Universities have proposed an immediate investigation to determine cellular coverage throughout South Africa and the barriers occasioned by the internet and municipal infrastructures in preventing students from online teaching and learning.
University of KwaZulu-Natal deputy vice-chancellor of research, entrepreneurship and innovation Professor Deresh Ramjugernath said going online was a must and that the sustainability of universities nationwide depended on making the move.
Ramjugernath highlighted poor internet reception and students not being as tech-savvy “as we would like them to be” as key barriers, both in South Africa and in many other countries throughout the world.
Ramjugernath was speaking at a nationwide Zoom workshop under the theme “Sharing practice to move online with entrepreneurship teaching methods and student experiences”.
The discussion was joined by 108 participants representing 17 universities in South Africa. Participants had the opportunity to share experiences and brainstorm the new socio-economic realities of the current situation: online teaching and learning.
Ramjugernath said students from rural areas, especially those who came from quintile 1-3 school backgrounds, had difficulties in accessing the internet, and even struggled to access 2G networks.
He believed that some institutes had the technology to move fully online, but that student internet access and municipal infrastructure proposed bigger barriers.
“The only way to salvage the 2020 academic year – should scenario two or three come into action – is by moving online.”
UWC’s Professor Richard Shambare said there were various barriers and opportunities to consider for tertiary undergraduate teaching of entrepreneurship and student experiences thereof.

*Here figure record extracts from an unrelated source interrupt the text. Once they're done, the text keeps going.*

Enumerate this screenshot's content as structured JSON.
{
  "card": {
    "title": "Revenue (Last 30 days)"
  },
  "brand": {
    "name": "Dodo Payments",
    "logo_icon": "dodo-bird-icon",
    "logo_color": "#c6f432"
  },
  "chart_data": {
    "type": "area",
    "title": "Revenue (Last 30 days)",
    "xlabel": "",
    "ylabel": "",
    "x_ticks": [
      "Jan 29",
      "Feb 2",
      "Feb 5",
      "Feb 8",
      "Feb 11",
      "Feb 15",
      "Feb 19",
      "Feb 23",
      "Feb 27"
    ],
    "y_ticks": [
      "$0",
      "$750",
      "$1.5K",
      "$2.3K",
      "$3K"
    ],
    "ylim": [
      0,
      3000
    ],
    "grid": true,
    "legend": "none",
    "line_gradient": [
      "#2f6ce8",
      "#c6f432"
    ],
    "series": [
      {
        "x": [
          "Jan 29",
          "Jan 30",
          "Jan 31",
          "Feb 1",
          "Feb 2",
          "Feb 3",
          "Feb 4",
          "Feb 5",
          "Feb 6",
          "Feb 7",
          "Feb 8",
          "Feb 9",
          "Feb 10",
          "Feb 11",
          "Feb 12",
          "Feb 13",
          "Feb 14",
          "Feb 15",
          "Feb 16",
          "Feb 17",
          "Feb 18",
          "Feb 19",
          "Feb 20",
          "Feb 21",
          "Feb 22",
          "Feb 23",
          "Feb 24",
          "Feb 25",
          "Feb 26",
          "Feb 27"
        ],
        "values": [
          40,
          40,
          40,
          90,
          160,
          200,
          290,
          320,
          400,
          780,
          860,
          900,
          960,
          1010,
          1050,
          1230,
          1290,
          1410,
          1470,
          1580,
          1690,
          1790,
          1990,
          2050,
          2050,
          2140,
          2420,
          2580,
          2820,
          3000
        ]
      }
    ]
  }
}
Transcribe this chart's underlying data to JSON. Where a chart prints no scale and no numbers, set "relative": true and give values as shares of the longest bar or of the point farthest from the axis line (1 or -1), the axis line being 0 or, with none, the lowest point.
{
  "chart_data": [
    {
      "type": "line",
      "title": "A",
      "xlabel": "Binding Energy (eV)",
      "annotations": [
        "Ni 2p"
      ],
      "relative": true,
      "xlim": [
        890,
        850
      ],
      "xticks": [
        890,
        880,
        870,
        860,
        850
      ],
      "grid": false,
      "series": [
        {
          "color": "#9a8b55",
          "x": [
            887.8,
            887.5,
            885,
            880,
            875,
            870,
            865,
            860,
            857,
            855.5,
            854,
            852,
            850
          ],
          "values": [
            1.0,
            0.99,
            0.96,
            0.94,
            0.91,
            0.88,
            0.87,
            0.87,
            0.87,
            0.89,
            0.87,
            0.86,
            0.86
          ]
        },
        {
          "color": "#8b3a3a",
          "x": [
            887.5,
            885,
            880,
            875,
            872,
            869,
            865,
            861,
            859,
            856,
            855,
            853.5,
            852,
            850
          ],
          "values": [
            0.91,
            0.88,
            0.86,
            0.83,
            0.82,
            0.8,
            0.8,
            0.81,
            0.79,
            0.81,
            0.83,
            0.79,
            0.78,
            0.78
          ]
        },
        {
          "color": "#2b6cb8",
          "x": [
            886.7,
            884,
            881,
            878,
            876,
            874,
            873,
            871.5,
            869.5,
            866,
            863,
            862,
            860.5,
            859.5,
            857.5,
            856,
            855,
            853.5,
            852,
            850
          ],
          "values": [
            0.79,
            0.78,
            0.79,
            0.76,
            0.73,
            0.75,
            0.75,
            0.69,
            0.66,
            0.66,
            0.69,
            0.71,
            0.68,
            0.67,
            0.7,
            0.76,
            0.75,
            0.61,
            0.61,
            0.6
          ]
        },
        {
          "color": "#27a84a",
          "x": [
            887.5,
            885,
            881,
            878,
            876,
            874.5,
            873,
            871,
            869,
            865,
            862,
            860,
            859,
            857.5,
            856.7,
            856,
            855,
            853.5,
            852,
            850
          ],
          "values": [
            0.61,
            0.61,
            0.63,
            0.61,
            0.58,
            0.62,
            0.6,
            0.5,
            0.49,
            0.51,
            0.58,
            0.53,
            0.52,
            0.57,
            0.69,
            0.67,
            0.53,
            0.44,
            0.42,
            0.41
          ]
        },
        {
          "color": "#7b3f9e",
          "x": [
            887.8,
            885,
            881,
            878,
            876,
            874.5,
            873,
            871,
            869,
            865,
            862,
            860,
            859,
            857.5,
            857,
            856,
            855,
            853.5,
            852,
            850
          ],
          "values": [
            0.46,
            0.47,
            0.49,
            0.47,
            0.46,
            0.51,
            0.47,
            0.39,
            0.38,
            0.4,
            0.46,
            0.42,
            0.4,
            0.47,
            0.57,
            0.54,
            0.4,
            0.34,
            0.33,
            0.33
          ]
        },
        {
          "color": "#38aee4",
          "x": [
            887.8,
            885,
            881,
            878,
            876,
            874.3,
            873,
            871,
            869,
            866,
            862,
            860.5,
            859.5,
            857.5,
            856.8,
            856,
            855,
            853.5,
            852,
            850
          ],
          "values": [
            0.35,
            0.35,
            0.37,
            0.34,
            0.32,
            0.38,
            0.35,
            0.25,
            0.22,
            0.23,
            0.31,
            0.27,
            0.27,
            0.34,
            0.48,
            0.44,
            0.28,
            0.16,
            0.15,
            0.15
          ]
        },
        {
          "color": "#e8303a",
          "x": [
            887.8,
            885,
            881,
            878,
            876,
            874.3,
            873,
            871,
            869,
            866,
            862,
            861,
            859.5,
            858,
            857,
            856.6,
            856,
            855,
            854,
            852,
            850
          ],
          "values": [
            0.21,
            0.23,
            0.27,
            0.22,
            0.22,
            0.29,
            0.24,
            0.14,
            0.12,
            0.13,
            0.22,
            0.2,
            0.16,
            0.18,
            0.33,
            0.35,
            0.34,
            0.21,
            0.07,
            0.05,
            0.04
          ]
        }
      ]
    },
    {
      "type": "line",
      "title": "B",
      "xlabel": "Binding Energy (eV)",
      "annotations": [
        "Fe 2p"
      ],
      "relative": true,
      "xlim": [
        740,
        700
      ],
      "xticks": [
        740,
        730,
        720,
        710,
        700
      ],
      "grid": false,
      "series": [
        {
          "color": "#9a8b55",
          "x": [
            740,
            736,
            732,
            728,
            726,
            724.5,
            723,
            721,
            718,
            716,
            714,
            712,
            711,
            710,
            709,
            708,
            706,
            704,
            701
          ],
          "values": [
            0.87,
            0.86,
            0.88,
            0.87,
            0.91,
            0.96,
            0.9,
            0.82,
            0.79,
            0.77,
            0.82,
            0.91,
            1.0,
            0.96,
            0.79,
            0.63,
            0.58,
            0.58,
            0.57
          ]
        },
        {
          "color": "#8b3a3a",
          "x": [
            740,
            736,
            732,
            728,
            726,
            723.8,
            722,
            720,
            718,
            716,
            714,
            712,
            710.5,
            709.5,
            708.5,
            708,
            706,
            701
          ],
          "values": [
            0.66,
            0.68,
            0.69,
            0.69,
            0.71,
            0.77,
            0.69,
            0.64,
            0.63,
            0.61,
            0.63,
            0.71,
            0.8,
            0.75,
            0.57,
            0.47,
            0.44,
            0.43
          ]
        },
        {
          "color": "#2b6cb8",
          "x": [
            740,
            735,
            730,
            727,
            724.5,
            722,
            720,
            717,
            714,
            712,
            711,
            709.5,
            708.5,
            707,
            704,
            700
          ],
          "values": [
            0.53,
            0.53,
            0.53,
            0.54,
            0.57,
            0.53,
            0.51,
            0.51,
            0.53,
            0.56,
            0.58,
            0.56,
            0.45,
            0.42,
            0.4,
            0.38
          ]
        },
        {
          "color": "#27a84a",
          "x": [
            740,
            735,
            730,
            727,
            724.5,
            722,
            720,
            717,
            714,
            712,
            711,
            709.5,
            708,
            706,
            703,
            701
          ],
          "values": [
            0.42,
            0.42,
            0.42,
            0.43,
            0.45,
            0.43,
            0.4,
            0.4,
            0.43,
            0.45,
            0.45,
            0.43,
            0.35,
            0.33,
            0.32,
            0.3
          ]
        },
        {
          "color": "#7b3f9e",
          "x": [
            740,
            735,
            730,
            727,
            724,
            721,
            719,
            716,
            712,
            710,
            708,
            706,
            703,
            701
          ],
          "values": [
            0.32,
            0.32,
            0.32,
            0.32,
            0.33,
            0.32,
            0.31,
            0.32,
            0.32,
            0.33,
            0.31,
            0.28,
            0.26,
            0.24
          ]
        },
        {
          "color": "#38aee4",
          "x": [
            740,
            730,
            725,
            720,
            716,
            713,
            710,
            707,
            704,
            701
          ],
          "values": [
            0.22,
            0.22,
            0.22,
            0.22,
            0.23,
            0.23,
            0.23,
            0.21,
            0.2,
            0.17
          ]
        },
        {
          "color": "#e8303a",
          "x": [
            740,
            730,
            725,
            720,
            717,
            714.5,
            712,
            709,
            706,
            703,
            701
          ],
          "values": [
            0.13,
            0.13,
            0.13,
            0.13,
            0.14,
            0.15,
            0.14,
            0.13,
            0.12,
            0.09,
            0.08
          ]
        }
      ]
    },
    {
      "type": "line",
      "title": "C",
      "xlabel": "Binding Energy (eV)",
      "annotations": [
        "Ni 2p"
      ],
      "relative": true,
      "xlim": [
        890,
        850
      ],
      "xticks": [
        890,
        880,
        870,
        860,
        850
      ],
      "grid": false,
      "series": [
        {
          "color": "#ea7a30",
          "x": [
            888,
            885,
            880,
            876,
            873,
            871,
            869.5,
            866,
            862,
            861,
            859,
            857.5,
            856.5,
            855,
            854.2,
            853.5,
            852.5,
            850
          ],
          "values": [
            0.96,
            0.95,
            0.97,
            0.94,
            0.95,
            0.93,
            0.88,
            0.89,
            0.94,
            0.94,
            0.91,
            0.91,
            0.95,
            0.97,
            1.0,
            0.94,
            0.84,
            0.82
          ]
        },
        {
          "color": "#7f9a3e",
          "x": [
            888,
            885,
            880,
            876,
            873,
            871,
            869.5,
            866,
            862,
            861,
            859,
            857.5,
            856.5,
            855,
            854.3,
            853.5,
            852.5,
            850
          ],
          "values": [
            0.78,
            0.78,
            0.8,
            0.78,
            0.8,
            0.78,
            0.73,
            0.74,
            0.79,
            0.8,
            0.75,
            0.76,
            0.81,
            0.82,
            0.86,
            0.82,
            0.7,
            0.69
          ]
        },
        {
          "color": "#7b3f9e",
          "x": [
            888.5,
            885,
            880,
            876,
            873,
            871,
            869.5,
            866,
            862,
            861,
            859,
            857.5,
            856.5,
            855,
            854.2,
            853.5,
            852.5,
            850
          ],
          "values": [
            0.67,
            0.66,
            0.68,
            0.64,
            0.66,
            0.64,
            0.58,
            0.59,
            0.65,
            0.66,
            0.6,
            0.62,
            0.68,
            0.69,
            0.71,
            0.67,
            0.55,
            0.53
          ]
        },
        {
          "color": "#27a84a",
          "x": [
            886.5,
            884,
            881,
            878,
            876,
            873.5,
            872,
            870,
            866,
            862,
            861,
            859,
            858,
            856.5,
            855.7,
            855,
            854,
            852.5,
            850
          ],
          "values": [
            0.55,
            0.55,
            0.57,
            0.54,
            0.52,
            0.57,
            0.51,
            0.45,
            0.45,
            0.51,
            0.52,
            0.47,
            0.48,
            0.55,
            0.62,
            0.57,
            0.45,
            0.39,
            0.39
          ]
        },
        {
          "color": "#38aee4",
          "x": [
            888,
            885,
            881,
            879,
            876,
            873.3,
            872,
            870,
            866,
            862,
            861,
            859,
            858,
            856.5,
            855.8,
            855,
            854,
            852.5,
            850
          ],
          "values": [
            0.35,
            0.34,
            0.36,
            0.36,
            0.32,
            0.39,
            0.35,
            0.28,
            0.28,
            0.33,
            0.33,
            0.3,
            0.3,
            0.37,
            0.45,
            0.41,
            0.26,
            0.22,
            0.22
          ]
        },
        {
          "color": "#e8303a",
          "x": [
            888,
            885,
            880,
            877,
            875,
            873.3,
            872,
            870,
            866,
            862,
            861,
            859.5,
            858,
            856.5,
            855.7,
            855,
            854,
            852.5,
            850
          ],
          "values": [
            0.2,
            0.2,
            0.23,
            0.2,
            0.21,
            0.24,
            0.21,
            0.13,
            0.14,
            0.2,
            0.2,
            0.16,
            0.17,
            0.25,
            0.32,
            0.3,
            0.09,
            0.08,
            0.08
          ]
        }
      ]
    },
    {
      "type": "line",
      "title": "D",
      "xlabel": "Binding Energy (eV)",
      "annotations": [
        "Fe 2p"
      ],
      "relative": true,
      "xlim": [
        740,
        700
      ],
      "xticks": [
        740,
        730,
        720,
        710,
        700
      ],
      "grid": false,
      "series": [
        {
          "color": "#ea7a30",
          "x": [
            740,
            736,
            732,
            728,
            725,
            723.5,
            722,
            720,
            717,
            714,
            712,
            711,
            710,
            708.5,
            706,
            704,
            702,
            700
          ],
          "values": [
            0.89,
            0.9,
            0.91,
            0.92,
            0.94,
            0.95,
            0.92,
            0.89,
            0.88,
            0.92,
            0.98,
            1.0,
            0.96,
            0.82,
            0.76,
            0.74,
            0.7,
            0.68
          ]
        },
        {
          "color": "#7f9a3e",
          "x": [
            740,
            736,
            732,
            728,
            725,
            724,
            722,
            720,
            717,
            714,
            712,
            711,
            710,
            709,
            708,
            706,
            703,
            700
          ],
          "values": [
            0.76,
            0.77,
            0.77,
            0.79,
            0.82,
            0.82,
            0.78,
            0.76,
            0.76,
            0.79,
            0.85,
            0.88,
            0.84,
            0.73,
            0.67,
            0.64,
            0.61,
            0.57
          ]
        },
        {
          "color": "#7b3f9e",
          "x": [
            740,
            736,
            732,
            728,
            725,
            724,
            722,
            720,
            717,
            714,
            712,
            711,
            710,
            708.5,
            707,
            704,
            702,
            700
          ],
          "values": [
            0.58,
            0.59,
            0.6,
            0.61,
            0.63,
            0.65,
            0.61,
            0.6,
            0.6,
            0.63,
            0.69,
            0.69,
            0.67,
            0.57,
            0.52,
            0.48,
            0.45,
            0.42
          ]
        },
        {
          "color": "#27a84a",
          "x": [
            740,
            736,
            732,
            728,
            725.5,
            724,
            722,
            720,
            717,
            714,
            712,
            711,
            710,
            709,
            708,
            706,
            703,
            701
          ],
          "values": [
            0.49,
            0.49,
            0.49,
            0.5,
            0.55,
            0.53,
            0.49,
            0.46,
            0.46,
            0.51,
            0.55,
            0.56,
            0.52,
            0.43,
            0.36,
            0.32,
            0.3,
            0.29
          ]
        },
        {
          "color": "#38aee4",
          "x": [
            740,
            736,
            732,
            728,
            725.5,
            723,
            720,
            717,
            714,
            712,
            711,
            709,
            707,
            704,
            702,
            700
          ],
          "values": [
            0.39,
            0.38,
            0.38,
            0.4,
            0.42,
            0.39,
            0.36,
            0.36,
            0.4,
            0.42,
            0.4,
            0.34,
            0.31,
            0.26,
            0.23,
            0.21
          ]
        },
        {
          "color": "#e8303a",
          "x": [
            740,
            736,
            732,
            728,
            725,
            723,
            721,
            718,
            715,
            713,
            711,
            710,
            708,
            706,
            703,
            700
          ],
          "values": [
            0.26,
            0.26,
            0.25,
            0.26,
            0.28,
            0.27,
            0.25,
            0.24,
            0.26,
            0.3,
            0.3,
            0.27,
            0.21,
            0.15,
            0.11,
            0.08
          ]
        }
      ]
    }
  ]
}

Shambare believed that now was a good time for entrepreneurship teachers to reinvent their curriculum to embrace a future technology-orientated world. “Such a curriculum would provide business solutions to socio-economic problems and contribute to value creation of current social problems following Covid-19.”
UCT spokesperson Elijah Moholola said the university was providing prepaid data to all students who have valid South African cell numbers as part of extensive support measures put in place for online learning.